Die klagende Gemeinde nahm den früheren Beklagten zu 1 als Bauleiter und die Beklagte zu 2 (künftig: die Beklagte) als Erbin ihres als Bodengutachter tätig gewesenen verstorbenen Ehemannes auf Schadensersatz in Anspruch. Die Beklagte verteidigte sich unter anderem damit, sie sei nicht Erbin ihres Ehemannes geworden. Das Landgericht ließ die Passivlegitimation der Beklagten offen und wies die gegen sie gerichteten Schadensersatzansprüche wegen Verjährung ab. In dem nur gegen die Beklagte durchgeführten Berufungsverfahren zog das Oberlandesgericht "vorsorglich zu Informationszwecken" die
Nachlaßakten bei. Im Verhandlungstermin wies das Berufungsgericht die Parteien darauf hin, daß unabhängig von der Frage, ob die Beklagte Erbin ihres Ehemannes geworden sei, grundsätzlich eine Eintrittspflicht der hinter dem Ehemann stehenden Versicherung in Betracht komme. Auf dieser Grundlage schlossen die Parteien und der zu diesem Zweck dem Rechtsstreit auf seiten der Beklagten beigetretene B. G. -V. auf Vorschlag des Gerichts einen Vergleich. Danach verpflichtete sich der Streithelfer zur Zahlung von 65.000 € an die Klägerin bei einer Kostenverteilung von 75 % zu 25 % zu deren Lasten.

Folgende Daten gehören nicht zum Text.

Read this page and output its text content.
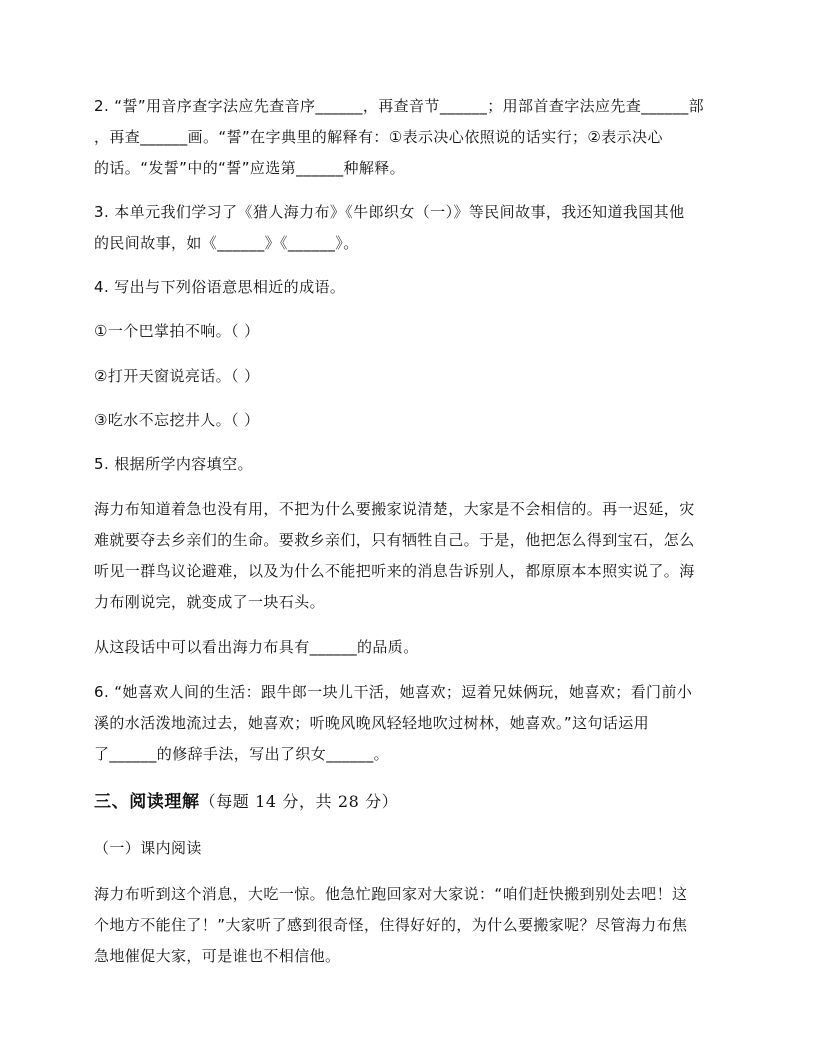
2. “誓”用音序查字法应先查音序______，再查音节______；用部首查字法应先查______部
，再查______画。“誓”在字典里的解释有：①表示决心依照说的话实行；②表示决心
的话。“发誓”中的“誓”应选第______种解释。
3. 本单元我们学习了《猎人海力布》《牛郎织女（一）》等民间故事，我还知道我国其他
的民间故事，如《______》《______》。
4. 写出与下列俗语意思相近的成语。
①一个巴掌拍不响。（ ）
②打开天窗说亮话。（ ）
③吃水不忘挖井人。（ ）
5. 根据所学内容填空。
海力布知道着急也没有用，不把为什么要搬家说清楚，大家是不会相信的。再一迟延，灾
难就要夺去乡亲们的生命。要救乡亲们，只有牺牲自己。于是，他把怎么得到宝石，怎么
听见一群鸟议论避难，以及为什么不能把听来的消息告诉别人，都原原本本照实说了。海
力布刚说完，就变成了一块石头。
从这段话中可以看出海力布具有______的品质。
6. “她喜欢人间的生活：跟牛郎一块儿干活，她喜欢；逗着兄妹俩玩，她喜欢；看门前小
溪的水活泼地流过去，她喜欢；听晚风晚风轻轻地吹过树林，她喜欢。”这句话运用
了______的修辞手法，写出了织女______。
三、阅读理解（每题 14 分，共 28 分）
（一）课内阅读
海力布听到这个消息，大吃一惊。他急忙跑回家对大家说：“咱们赶快搬到别处去吧！这
个地方不能住了！”大家听了感到很奇怪，住得好好的，为什么要搬家呢？尽管海力布焦
急地催促大家，可是谁也不相信他。
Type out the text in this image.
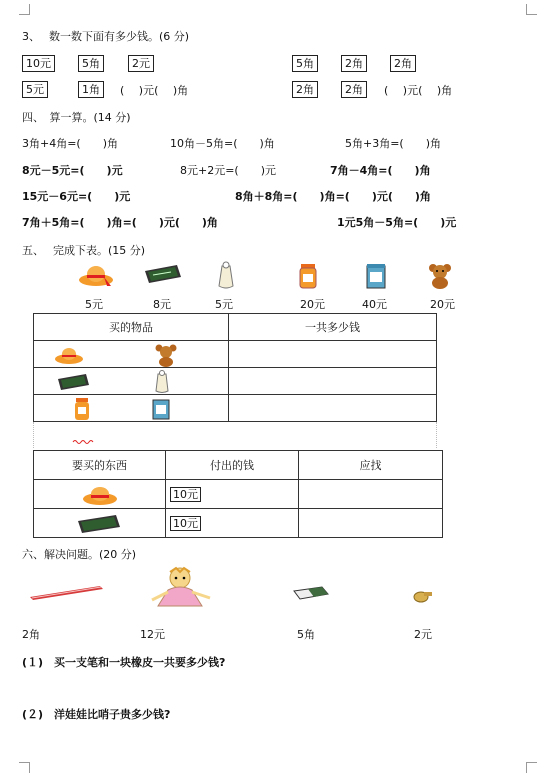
3、　 数一数下面有多少钱。(6 分)
10元	5角	2元
5元	1角	(　 )元(　 )角
5角	2角	2角
2角	2角	(　 )元(　 )角
四、　算一算。(14 分)
3角+4角=(　　)角	10角－5角=(　　)角	5角+3角=(　　)角
8元－5元=(　　)元	8元+2元=(　　)元	7角－4角=(　　)角
15元－6元=(　　)元	8角＋8角=(　　)角=(　　)元(　　)角
7角＋5角=(　　)角=(　　)元(　　)角	1元5角－5角=(　　)元
五、　 完成下表。(15 分)
5元	8元	5元	20元	40元	20元
买的物品	一共多少钱

要买的东西	付出的钱	应找

	10元	

	10元	
六、解决问题。(20 分)
2角	12元	5角	2元
(１)　买一支笔和一块橡皮一共要多少钱?
(２)　洋娃娃比哨子贵多少钱?
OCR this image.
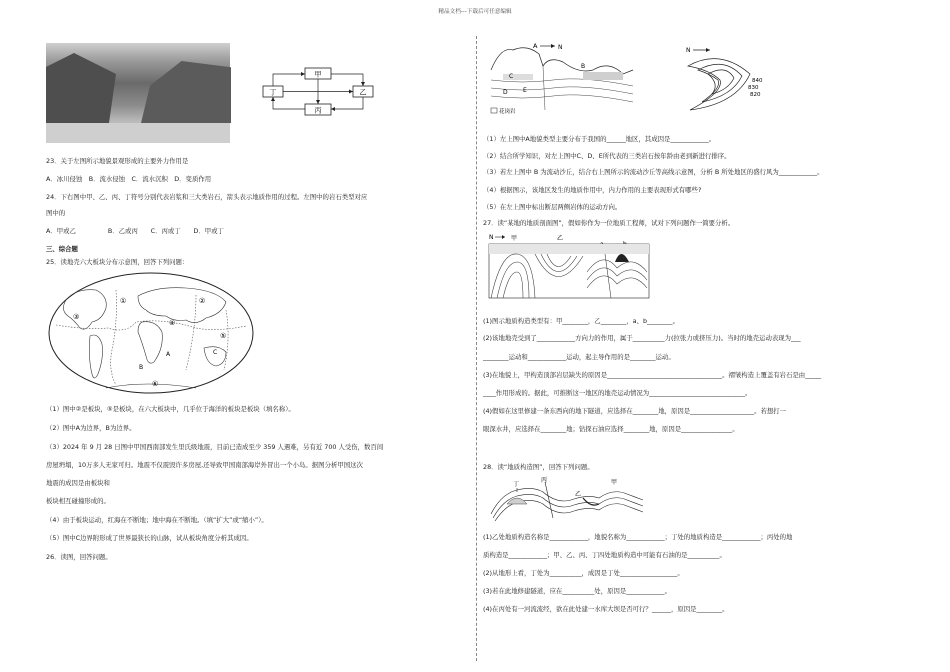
精品文档---下载后可任意编辑
甲
丁	乙
丙
23．关于左图所示地貌景观形成的主要外力作用是
A．冰川侵蚀　B．流水侵蚀　C．流水沉积　D．变质作用
24．下右图中甲、乙、丙、丁符号分别代表岩浆和三大类岩石，箭头表示地质作用的过程。左图中的岩石类型对应
图中的
A．甲或乙　　　　　B．乙或丙　　C．丙或丁　　D．甲或丁
三、综合题
25．读地壳六大板块分布示意图，回答下列问题：
①	②
③
④
⑤
⑥
A
B
C
（1）图中②是板块，⑤是板块，在六大板块中，几乎位于海洋的板块是板块（填名称）。
（2）图中A为边界，B为边界。
（3）2024 年 9 月 28 日图中甲国西南部发生里氏级地震，目前已造成至少 359 人遇难，另有近 700 人受伤，数百间
房屋坍塌，10万多人无家可归。地震不仅震毁许多房屋,还导致甲国南部海岸外冒出一个小岛。据图分析甲国这次
地震的成因是由板块和
板块相互碰撞形成的。
（4）由于板块运动，红海在不断地；地中海在不断地。（填“扩大”或“缩小”）。
（5）图中C边界附形成了世界最狭长的山脉，试从板块角度分析其成因。
26．读图，回答问题。
A	N
B
C
D	E
花岗岩
N
840
830
820
（1）左上图中A地貌类型主要分布于我国的______地区，其成因是____________。
（2）结合所学知识，对左上图中C、D、E所代表的三类岩石按年龄由老到新进行排序。
（3）若左上图中 B 为流动沙丘，结合右上图所示的流动沙丘等高线示意图，分析 B 所处地区的盛行风为____________。
（4）根据图示，该地区发生的地质作用中，内力作用的主要表现形式有哪些?
（5）在左上图中标出断层两侧岩体的运动方向。
27．读“某地的地质剖面图”，假如你作为一位地质工程师，试对下列问题作一简要分析。
N	甲	乙
(1)图示地质构造类型有：甲________，乙________，a、b________。
(2)该地地壳受到了____________方向力的作用，属于__________力(拉张力或挤压力)。当时的地壳运动表现为___
________运动和____________运动，起主导作用的是________运动。
(3)在地貌上，甲构造顶部岩层缺失的原因是____________________________________。褶皱构造上覆盖有岩石是由_____
____作用形成的。据此，可推断这一地区的地壳运动情况为______________________________。
(4)假如在这里修建一条东西向的地下隧道，应选择在________地，原因是____________________。若想打一
眼深水井，应选择在________地；钻探石油应选择________地，原因是________________。
28．读“地质构造图”，回答下列问题。
丙
乙
甲
丁
(1)乙处地质构造名称是____________，地貌名称为____________；丁处的地质构造是____________；丙处的地
质构造是____________；甲、乙、丙、丁四处地质构造中可能有石油的是__________。
(2)从地形上看，丁处为__________，成因是丁处__________________。
(3)若在此地修建隧道，应在__________处，原因是____________。
(4)在丙处有一河流流经，欲在此处建一水库大坝是否可行？______，原因是________。
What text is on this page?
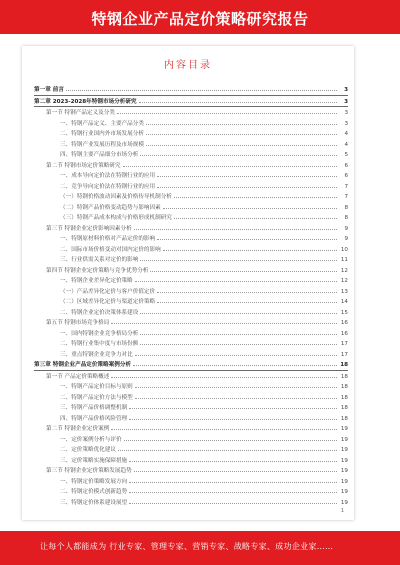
特钢企业产品定价策略研究报告
内容目录
第一章 前言	3
第二章 2023-2028年特钢市场分析研究	3
第一节 特钢产品定义及分类	3
一、特钢产品定义、主要产品分类	3
二、特钢行业国内外市场发展分析	4
三、特钢产业发展历程及市场规模	4
四、特钢主要产品细分市场分析	5
第二节 特钢市场定价策略研究	6
一、成本导向定价法在特钢行业的应用	6
二、竞争导向定价法在特钢行业的应用	7
（一）特钢价格波动因素及价格传导机制分析	7
（二）特钢产品价格变动趋势与影响因素	8
（三）特钢产品成本构成与价格形成机制研究	8
第三节 特钢企业定价影响因素分析	9
一、特钢原材料价格对产品定价的影响	9
二、国际市场价格变动对国内定价的影响	10
三、行业供需关系对定价的影响	11
第四节 特钢企业定价策略与竞争优势分析	12
一、特钢企业差异化定价策略	12
（一）产品差异化定价与客户价值定价	13
（二）区域差异化定价与渠道定价策略	14
二、特钢企业定价决策体系建设	15
第五节 特钢市场竞争格局	16
一、国内特钢企业竞争格局分析	16
二、特钢行业集中度与市场份额	17
三、重点特钢企业竞争力对比	17
第三章 特钢企业产品定价策略案例分析	18
第一节 产品定价策略概述	18
一、特钢产品定价目标与原则	18
二、特钢产品定价方法与模型	18
三、特钢产品价格调整机制	18
四、特钢产品价格风险管理	18
第二节 特钢企业定价案例	19
一、定价案例分析与评价	19
二、定价策略优化建议	19
三、定价策略实施保障措施	19
第三节 特钢企业定价策略发展趋势	19
一、特钢定价策略发展方向	19
二、特钢定价模式创新趋势	19
三、特钢定价体系建设展望	19
1
让每个人都能成为 行业专家、管理专家、营销专家、战略专家、成功企业家……
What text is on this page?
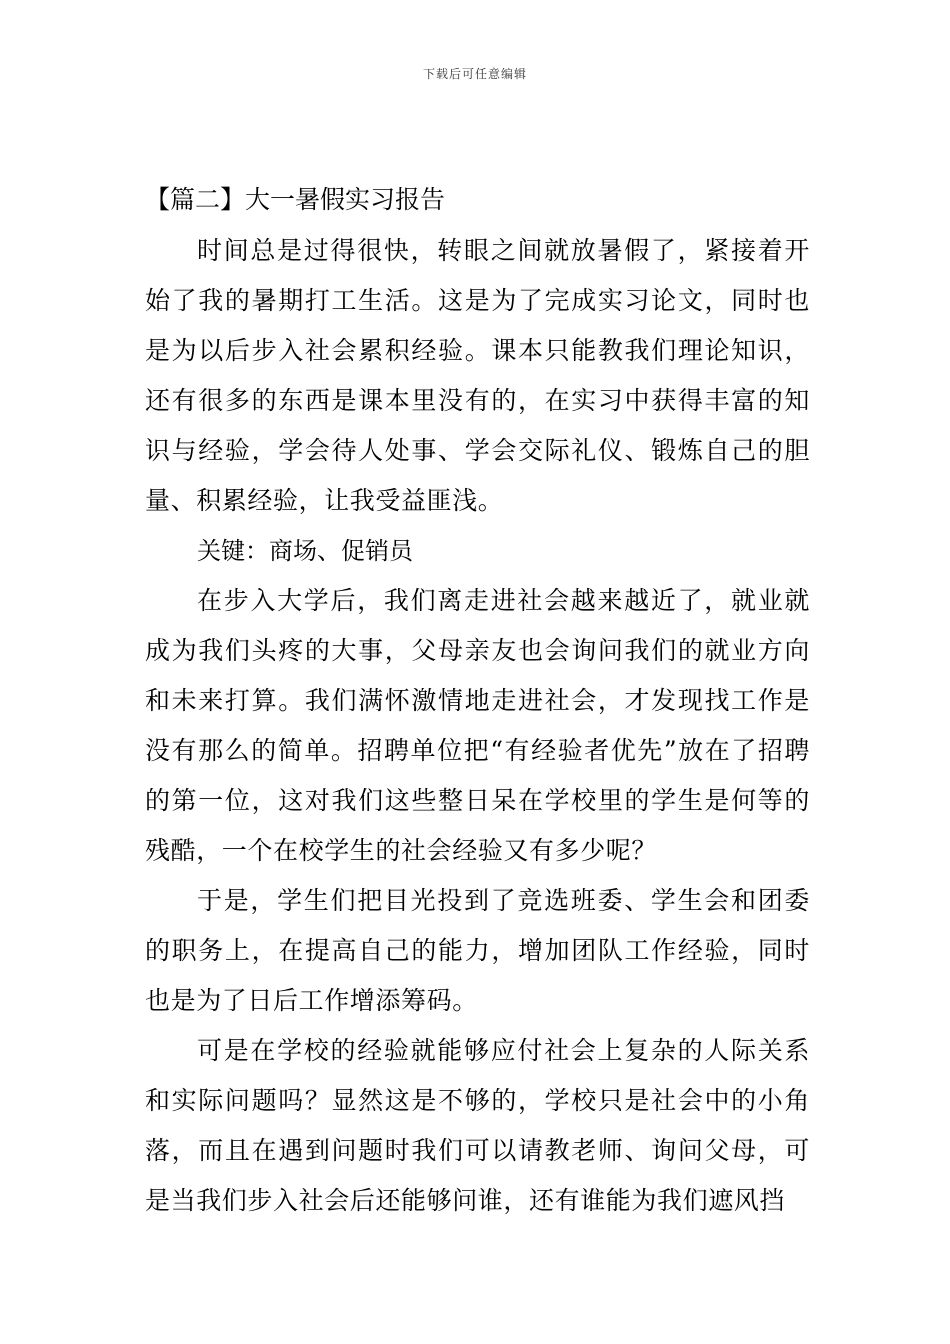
下载后可任意编辑
【篇二】大一暑假实习报告

时间总是过得很快，转眼之间就放暑假了，紧接着开始了我的暑期打工生活。这是为了完成实习论文，同时也是为以后步入社会累积经验。课本只能教我们理论知识，还有很多的东西是课本里没有的，在实习中获得丰富的知识与经验，学会待人处事、学会交际礼仪、锻炼自己的胆量、积累经验，让我受益匪浅。

关键：商场、促销员

在步入大学后，我们离走进社会越来越近了，就业就成为我们头疼的大事，父母亲友也会询问我们的就业方向和未来打算。我们满怀激情地走进社会，才发现找工作是没有那么的简单。招聘单位把“有经验者优先”放在了招聘的第一位，这对我们这些整日呆在学校里的学生是何等的残酷，一个在校学生的社会经验又有多少呢？

于是，学生们把目光投到了竞选班委、学生会和团委的职务上，在提高自己的能力，增加团队工作经验，同时也是为了日后工作增添筹码。

可是在学校的经验就能够应付社会上复杂的人际关系和实际问题吗？显然这是不够的，学校只是社会中的小角落，而且在遇到问题时我们可以请教老师、询问父母，可是当我们步入社会后还能够问谁，还有谁能为我们遮风挡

Im Kostenfestsetzungsverfahren hat die Beklagte beantragt , gegen die Klägerin eine Beweisgebühr festzusetzen. Die Nachlaßakten seien, da der Berufungssenat die Passivlegitimation der Beklagten als höchst fraglich angesehen habe, als Beweis verwertet worden. Das Landgericht hat nach Einholung einer dienstlichen Stellungnahme des Berufungsgerichts den Antrag abgelehnt, das Oberlandesgericht hat die sofortige Beschwerde der Beklagten zurückgewiesen. Es hat angenommen, eine Beweisgebühr sei jedenfalls deshalb nicht angefallen, weil es an einer gerichtlichen Sachentscheidung fehle. Eine vorläufige Aussage des Gerichts über seine Überzeugung stelle schon deshalb keine Beweisverwertung dar, weil es an diese Äußerung nicht ge bunden sei. Es handele sich nicht um eine Verwertung von Beweisen, sondern um eine Prognose. Auch wenn sich die Parteien auf dieser Grundlage verglichen und damit die vorläufige Würdigung akzeptierten, könne dies einer gerichtlichen Beweiswürdigung , auf die durch den Vergleich verzichtet werde, nicht gleichgestellt werden.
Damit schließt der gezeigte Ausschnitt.